Published as “Tørbjørn Rodland” in Aperture issue 221, Winter 2015.
“Who poured the paint?” I asked Torbjørn Rødland recently over Skype, referring to Pump (2008–10). “I did,” he replied adding, “I cannot delegate important tasks like these.” The Los Angeles–based Norwegian artist’s answer, an assertion of control over a situation governed by chance, hints at the tension that characterizes many of his photographs. It is similar to the tension of live performance, in which a structure or script comes to life through people who bring to it their interpretive prejudices and their frailties—and who can’t always control environmental factors. At another moment in our conversation, Rødland elaborates, “I’ve learned to trust that what I’m handed is better than what I could possibly plan for. This is, of course, after having planned certain things, or initiated a situation, or set a stage for invited performers.”

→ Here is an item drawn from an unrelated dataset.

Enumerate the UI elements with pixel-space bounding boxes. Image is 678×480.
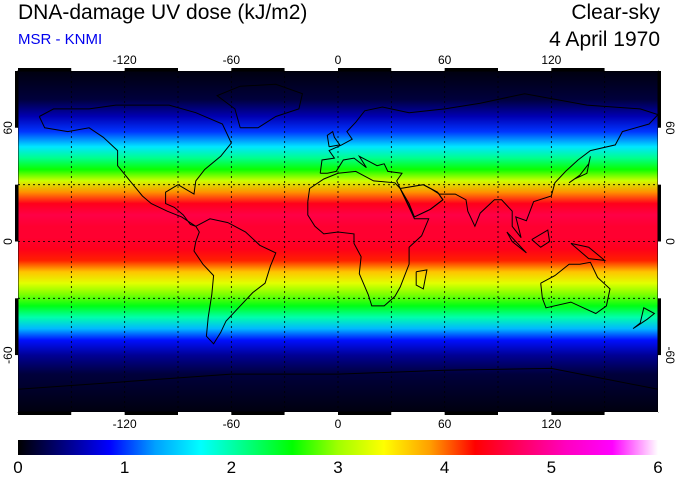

Rødland’s stage sets are often nondescript—a domestic interior, a clearing in the forest, a blank studio wall—and thus allow viewers to concentrate on the action occurring within them. A young woman in a leotard and saddle shoes lies prone on a kitchen countertop, contorting her body as she holds her feet near her ears. Another wears high-top sneakers on her hands, which rest on the ground in a pose that gives her the appearance of an animal standing upright, delicately and awkwardly, for the first time. A colorful heap of marker strokes, made by an unknown hand, cover a preteen boy whose arm is in a cast. These events are so unusual they seem to occur solely for the camera’s gaze; their absurd specificity removes them from the flow of everyday life. Put another way, his photographs are not “decisive moments” but dispatches from another realm, one that exists in parallel to our world. That sense of separateness is heightened by how absorbed Rødland’s subjects are in their inscrutable rituals. They rarely gaze directly into the lens, and therefore seem unwilling or unable to acknowledge us.
The artist’s midcareer survey, presented earlier this year at the Henie Onstad Kunstsenter in Oslo, outlined significant changes in his art over the last twenty years. He no longer appears in his own pictures, as he did during the mid-1990s. He collaborates with friends, colleagues, and acquaintances. Now he often photographs two or more people, rather than individuals. He no longer works in series. These developments, though seemingly small, tangibly affected his photographic process. “It made me more productive,” he says. By choosing not to place his pictures into predetermined categories, Rødland is free to create whatever “tragically vague inner image” comes to his mind. At any given moment he has dozens of completed photographs waiting for an appropriate context in which to be published or exhibited. (A date like 2011–15 indicates the gap between when the negative was exposed and when the first print was made.) When a batch of Rødland’s photographs is gathered together, then, the connections among them are suggestive, aleatory, wonder inducing.
In our conversation, Rødland used the word weak in several contexts: “There’s no need to do a weaker version of something one has already made.” The language suggests art making as athleticism, and successful pictures as mastery over countervailing forces. Perhaps the greatest forces to overcome are social and pictorial conventions: genre clichés and good manners. When I asked if the camera gives him license to do—and reveal—things that would otherwise seem unacceptably strange, his response neatly summarized the disquieting appeal of his photographs. “Having to convince strangers to give physical shape to ‘unacceptable’ situations is harder than just moving a pencil. But there’s also an enormous reward.”